Epic. Incredible. Jaw-dropping. Transformative. A story about the film on NPR (I believe) quoted one expert as saying that the film was on par with Citizen Kane as one of the greatest in film history. Trying to rank it is really a pointless exercise: I wouldn’t quibble with anyone who said it was one of the greatest films ever made nor with someone who thinks that it isn’t even one of the top 10 of the silent era. There really isn’t anything to compare it to, especially when one considers the theater, the live score, and the audience primed to burst into generous rounds of applause in response to any of Gance’s stylistic flourishes. Gance took everything available to a filmmaker of the era and more and put it to use. The handheld camera provided wondrous surprises throughout the film, putting the spectator in the middle of a snowball fight led by the young Bonaparte at its outset and creating moments of unexpected intimacy, as in a scene in which Josephine discovers Violine’s shrine to her husband. The camera movements in that sequence would be as home in a John Cassavetes or George Kuchar film as they are in Napoleon.

Gance’s Polyvision is, of course, the most famous innovation associated with Napoleon, and the moment when all three of the Paramount’s specially-installed screens came alive brought the most joyous applause of the evening from the crowd. Many mistakenly believe that the entire film features Gance’s three-camera/projector/screen technique, but it actually only appears in the last movement, roughly the last 25 minutes. In those final moments Gance, unbridled, throws everything at the audience in a dizzying flurry of triptych images—hand-held, super-imposed, landscapes, close-ups—that give one the sense of a filmmaker with one foot over the line of cinema’s frontier. And that  only brings us up to the start of the first Italian campaign in the life of Napoleon.

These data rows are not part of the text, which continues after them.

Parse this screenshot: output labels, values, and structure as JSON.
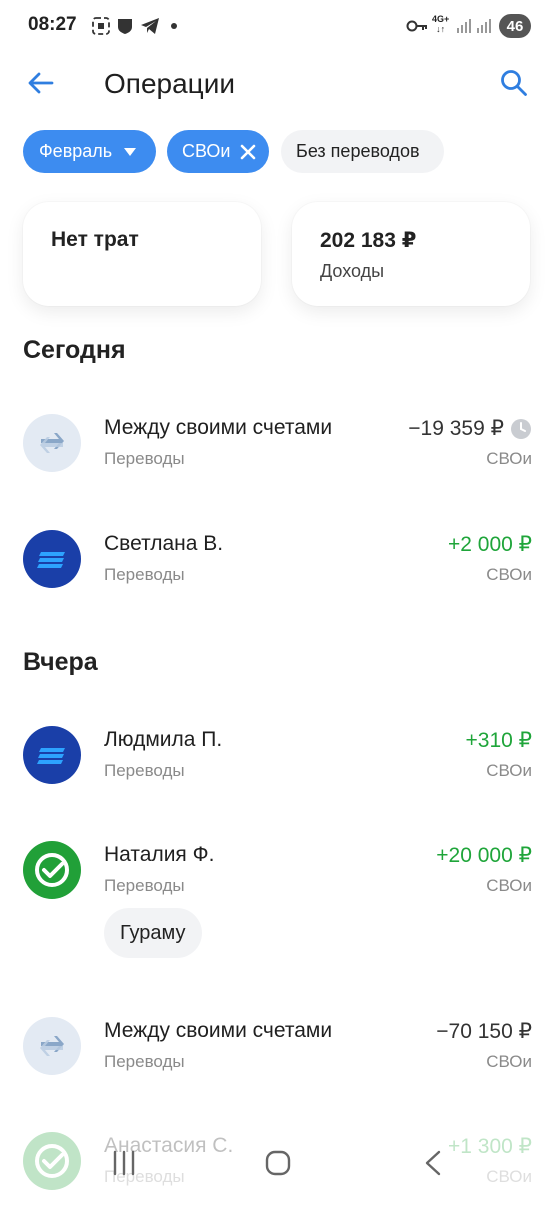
{
  "status_bar": {
    "time": "08:27",
    "network": "4G+",
    "battery": "46"
  },
  "header": {
    "title": "Операции"
  },
  "filters": {
    "month": "Февраль",
    "account": "СВОи",
    "no_transfers": "Без переводов"
  },
  "summary": {
    "expenses": "Нет трат",
    "income_amount": "202 183 ₽",
    "income_label": "Доходы"
  },
  "sections": [
    {
      "title": "Сегодня",
      "items": [
        {
          "name": "Между своими счетами",
          "category": "Переводы",
          "amount": "−19 359 ₽",
          "account": "СВОи"
        },
        {
          "name": "Светлана В.",
          "category": "Переводы",
          "amount": "+2 000 ₽",
          "account": "СВОи"
        }
      ]
    },
    {
      "title": "Вчера",
      "items": [
        {
          "name": "Людмила П.",
          "category": "Переводы",
          "amount": "+310 ₽",
          "account": "СВОи"
        },
        {
          "name": "Наталия Ф.",
          "category": "Переводы",
          "amount": "+20 000 ₽",
          "account": "СВОи",
          "comment": "Гураму"
        },
        {
          "name": "Между своими счетами",
          "category": "Переводы",
          "amount": "−70 150 ₽",
          "account": "СВОи"
        },
        {
          "name": "Анастасия С.",
          "category": "Переводы",
          "amount": "+1 300 ₽",
          "account": "СВОи"
        }
      ]
    }
  ],
  "colors": {
    "accent": "#3d8cf0",
    "positive": "#1fa53a",
    "bank_blue": "#1a3fa8",
    "bank_green": "#21a038"
  }
}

As wondrous and unforgettable as the screening was, I found myself lamenting the fact that I may well never have another cinematic experience even close to this one. For one thing, it’s difficult to imagine myself getting worked up enough to fly cross-country for a screening of—you name it—in a digital format.

I encourage anyone with an interest in silent film to consider attending the 17th Annual San Francisco Silent Film Festival, held at the Castro Theater July 12–15. It’s sure to be a great time!